By Laura Hosek, M.Ed., Primary Guide, Upper West
It’s been a strange couple years for everyone, everywhere across the sphere we call home. Humans have been stretched and balled, left to rise, deflated, then molded into an adaptive new. I’ve been baking a lot on the weekends— it’s fun and sets up a beautiful analogy…
We, adults, are much like bread in the oven: while still a bit pliable and a few tricks can work to keep us changing in the direction we prefer, but all in all: we’re set. Children? They’re the yeast. And the Montessori environment is like a warm bath with a teaspoon of sugar. Whisk it together, and you’ve got a good reaction. It’s just the beginning…
“A child’s type of mind is an absorbing mind: it absorbs whatever is around it. An adult’s mind elaborates. We call the child’s mind the absorbent mind. It is a mind endowed with special psychic powers, which we lose later, because whatever we adults want to acquire we have to acquire with effort and fatigue.” – Maria Montessori, The 1946 London Lectures, p.65
In our little bubble, this time of year is quite thrilling. The children have internalized a rhythm, awakened a drive to learn, and fulfill this desire with such innate passion a room full of children becomes nearly silent… only the hum of brains; the hand doing it’s work. The child becomes the master of their educational journey, whether it be as simple as touching a friend’s shoulder in attempt to retrieve help, or tackling three more division problems, because, golly— there are so many essential division combinations and we’ve got to space it out.
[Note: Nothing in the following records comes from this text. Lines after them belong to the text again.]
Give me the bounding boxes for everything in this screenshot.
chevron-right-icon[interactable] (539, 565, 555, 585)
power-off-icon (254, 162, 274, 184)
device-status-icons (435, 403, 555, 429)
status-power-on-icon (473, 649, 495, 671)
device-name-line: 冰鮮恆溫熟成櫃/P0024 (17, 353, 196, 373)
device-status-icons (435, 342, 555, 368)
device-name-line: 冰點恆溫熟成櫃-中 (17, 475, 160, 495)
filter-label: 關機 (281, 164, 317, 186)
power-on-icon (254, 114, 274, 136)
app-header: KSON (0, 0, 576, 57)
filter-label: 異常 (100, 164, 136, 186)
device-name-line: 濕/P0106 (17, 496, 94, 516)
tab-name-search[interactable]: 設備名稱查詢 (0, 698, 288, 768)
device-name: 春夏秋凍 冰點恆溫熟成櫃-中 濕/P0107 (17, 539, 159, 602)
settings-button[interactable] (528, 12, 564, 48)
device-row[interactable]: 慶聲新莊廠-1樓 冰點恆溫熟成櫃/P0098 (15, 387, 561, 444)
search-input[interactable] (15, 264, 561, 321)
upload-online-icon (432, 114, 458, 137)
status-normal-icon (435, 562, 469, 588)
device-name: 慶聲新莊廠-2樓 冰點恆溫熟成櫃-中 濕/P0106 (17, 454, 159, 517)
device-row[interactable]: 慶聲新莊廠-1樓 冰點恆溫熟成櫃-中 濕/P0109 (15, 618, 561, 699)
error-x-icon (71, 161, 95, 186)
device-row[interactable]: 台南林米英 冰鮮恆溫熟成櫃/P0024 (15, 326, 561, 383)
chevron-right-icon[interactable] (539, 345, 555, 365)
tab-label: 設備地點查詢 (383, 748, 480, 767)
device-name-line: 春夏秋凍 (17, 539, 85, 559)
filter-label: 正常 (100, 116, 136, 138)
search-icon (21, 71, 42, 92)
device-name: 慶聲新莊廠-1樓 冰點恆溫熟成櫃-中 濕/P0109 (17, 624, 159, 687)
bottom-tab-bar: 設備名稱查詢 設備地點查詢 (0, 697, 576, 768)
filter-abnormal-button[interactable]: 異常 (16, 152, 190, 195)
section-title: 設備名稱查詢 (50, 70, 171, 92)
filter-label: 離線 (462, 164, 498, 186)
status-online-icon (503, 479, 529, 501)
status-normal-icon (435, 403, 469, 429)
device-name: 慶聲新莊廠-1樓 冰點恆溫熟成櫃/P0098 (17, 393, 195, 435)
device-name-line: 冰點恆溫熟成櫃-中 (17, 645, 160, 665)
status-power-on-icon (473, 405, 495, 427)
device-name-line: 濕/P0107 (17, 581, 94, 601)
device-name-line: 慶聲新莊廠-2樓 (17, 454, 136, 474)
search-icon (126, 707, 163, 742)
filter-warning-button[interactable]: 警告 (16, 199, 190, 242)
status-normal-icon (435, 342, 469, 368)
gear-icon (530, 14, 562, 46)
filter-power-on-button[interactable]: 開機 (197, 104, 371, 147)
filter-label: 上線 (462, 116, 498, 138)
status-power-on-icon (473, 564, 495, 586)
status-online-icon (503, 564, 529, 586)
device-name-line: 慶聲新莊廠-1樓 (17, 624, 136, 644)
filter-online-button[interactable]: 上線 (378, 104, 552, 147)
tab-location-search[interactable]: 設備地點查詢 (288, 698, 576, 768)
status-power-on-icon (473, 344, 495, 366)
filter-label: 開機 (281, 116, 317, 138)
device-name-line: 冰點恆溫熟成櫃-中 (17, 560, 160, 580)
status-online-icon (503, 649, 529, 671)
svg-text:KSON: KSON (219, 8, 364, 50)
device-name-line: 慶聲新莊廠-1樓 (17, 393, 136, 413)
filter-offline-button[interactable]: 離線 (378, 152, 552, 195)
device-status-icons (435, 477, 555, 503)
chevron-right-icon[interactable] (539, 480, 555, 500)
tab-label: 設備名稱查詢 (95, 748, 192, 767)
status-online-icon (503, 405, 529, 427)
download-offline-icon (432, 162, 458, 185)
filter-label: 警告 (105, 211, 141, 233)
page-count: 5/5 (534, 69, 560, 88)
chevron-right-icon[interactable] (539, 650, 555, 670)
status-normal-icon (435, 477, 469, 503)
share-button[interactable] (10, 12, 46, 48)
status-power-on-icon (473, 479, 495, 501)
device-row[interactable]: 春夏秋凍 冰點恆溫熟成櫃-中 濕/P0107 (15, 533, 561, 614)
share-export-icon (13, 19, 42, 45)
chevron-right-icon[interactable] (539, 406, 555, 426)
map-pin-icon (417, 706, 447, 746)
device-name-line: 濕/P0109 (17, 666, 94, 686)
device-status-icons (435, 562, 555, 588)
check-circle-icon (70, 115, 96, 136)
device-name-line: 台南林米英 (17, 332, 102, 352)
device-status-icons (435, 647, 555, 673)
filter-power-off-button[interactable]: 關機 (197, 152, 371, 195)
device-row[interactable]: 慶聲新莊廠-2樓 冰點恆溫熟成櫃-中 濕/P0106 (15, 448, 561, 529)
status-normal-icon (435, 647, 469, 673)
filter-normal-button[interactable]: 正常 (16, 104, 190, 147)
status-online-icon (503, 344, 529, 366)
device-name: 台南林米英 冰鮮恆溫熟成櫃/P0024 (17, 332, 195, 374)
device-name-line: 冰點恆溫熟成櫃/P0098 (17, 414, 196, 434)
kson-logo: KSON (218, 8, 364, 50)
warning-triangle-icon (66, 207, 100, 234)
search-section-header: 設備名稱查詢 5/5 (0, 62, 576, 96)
If we wish to be the interpreter for the child, we must realize that we are studying an unconscious phenomenon. Before consciousness arrives, there is great activity and work in the unconscious. The child is unconscious but has great ability and power.” – Maria Montessori, The 1946 London Lectures, p.62
What we are starting to see right now in the primary classroom is normalization. Those quiet moments of engagement, happy choices, observing with keen interest, the begging of further study, sharing and collaborating— a community of children, built and supported by each individual, creating a beautiful melting pot of humans learning in unison. It’s breathtaking.
“In our specially prepared environments we see them all at once fix themselves upon some task, and then their excited fantasies and their restless movements disappear all together; a calm, serene child, attached to reality, begins to work out his elevation through work. Normalization has been achieved. “ – Maria Montessori, The Secret of Childhood, p.162
The most content moments of a workday, for us adults at Raintree, are working with the children. Hearing a joyous squeal of discovery, guiding a lesson at exactly the right moment, mediating a squabble, holding a hand, taking a walk, and just chatting. Raintree sparkles for a reason, and it’s the children.
“There is a vital force in every human being which leads them to make ever greater efforts for the realization of individual potentialities. Our tendency is to realise them. Joy and interest will come when we realise the potentialities are within us.” – Maria Montessori, The 1946 London Lectures, p. 89.
Keep rising, friends. We’ve got this!